An alternative to this chemical process is chemo-enzymatic epoxidation, in which a lipase enzymatically catalyzes the peracid formation from fatty acid and hydrogen peroxide. The main advantages are milder process conditions and a higher selectivity of the reaction. Undesired ring-opening reactions occurring in the chemical method can be largely avoided in the chemo-enzymatic process.

Fraunhofer IGB is investigating the oleochemical use of oils and fats in various projects, with a further focus on the enzymatic production of epoxy building blocks for various applications. The focus is on the one hand on the identification of suitable biocatalysts and on the other hand on process development and scaling of the multi-phase reaction system together with Fraunhofer CBP in Leuna. When selecting the renewable raw materials to be used, special emphasis is placed on recycling non-food-relevant substrates.

New enzymes

In a screening process at the Fraunhofer IGB, new, not commercially available enzymes were identified which catalyse the formation of peracids and thus, in a subsequent step, the epoxidation of unsaturated fatty acids. The enzymes are currently being characterized and examined for their technical application possibilities. In addition, a suitable immobilisation and, if necessary, enzyme modifications at the protein level could contribute to an increased activity and stability of the biocatalyst.

Process development

For the chemo-enzymatic epoxidation of vegetable oils and fatty acids we at Fraunhofer IGB mainly use vegetable oils which are not used as food. We were able to optimize the process for the conversion of different substrates by an immobilized lipase from Candida antarctica (Novozym^® 435) with regard to substrate concentration, hydrogen peroxide addition, amount of enzyme used and temperature in such a way that various unsaturated fatty acids and oils are converted almost completely to the corresponding epoxides. Following the process development on a laboratory scale, the Fraunhofer CBP will enlarge the scale and develop process diagrams for a production plant on a technical scale and evaluate its economic efficiency.

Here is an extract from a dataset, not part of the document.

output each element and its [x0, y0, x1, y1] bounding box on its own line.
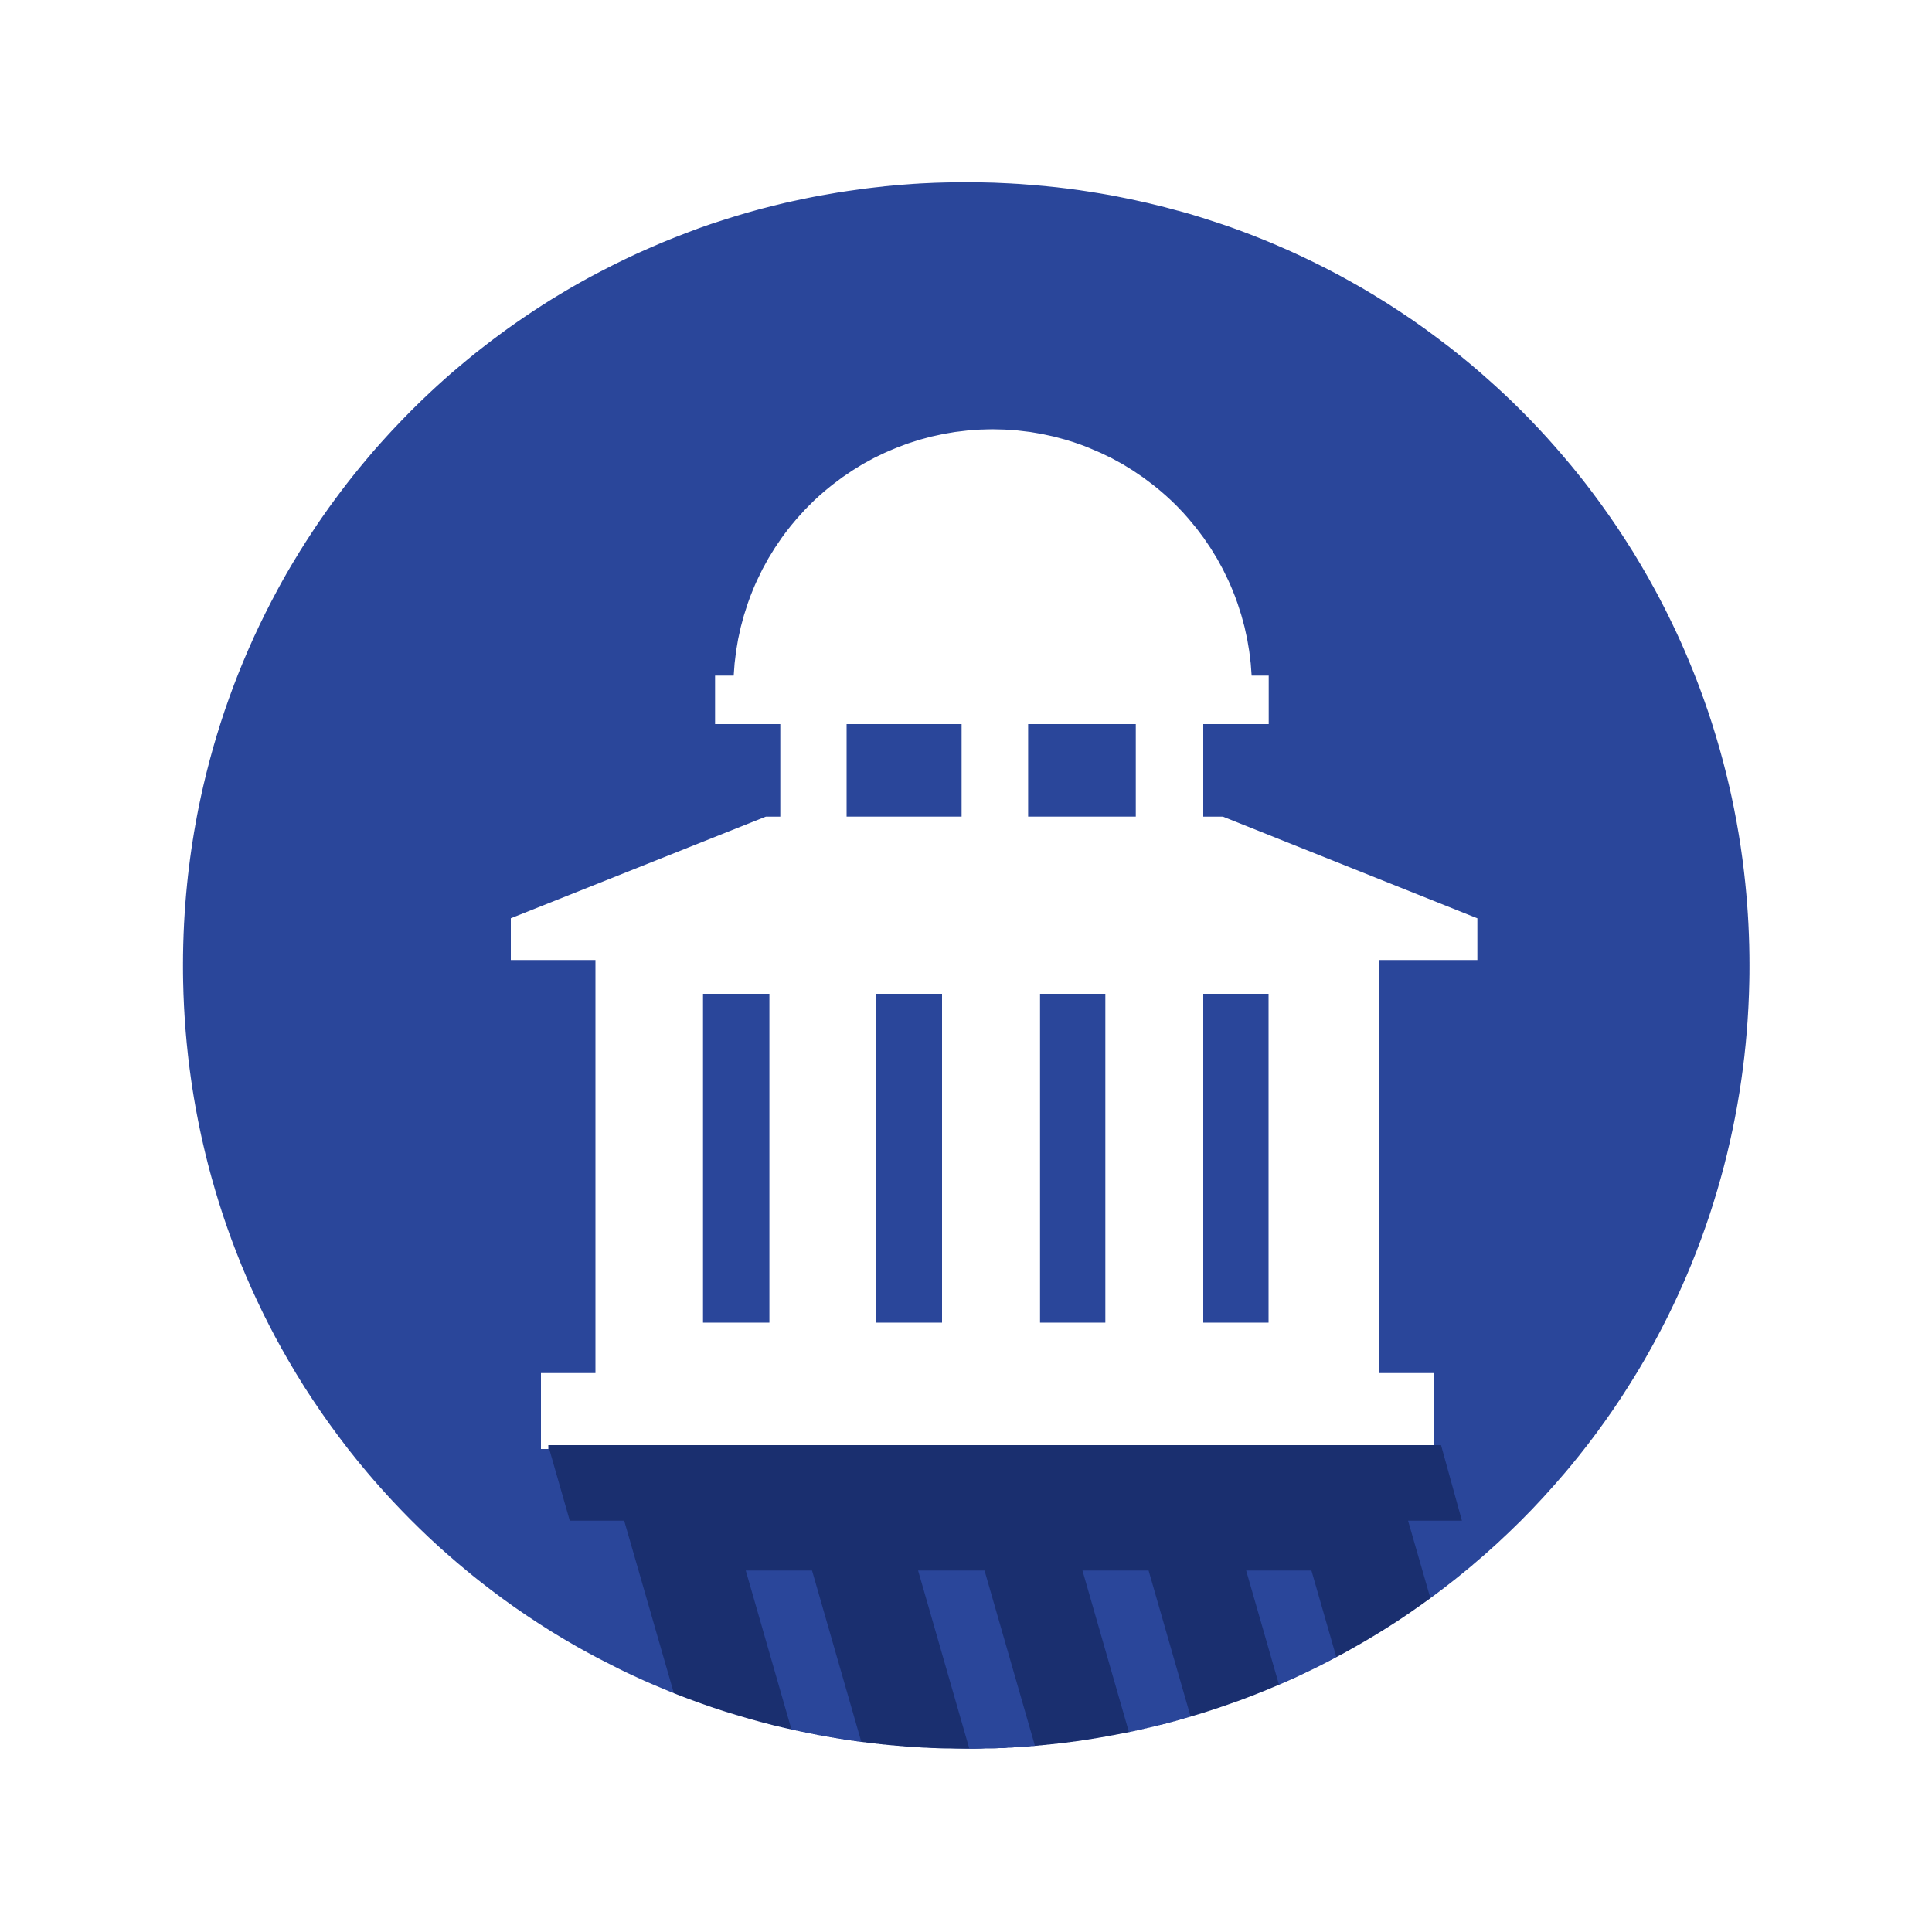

• We offer you screening for suitable enzymes for epoxidation.
  
• We also provide biotechnologically produced sample quantities of epoxides based on various vegetable oils, free fatty acids and fatty acid esters.
  
• Furthermore, we offer a detailed characterization of vegetable oil epoxides (thin layer chromatography, iodine number, epoxy oxygen content, FT-IR spectroscopy, rheology, dynamic differential calorimetry, gas chromatography) as well as
  
• Optimization of relevant process parameters by means of statistical design of experiments and
  
• Scaling up to the 100 litre scale.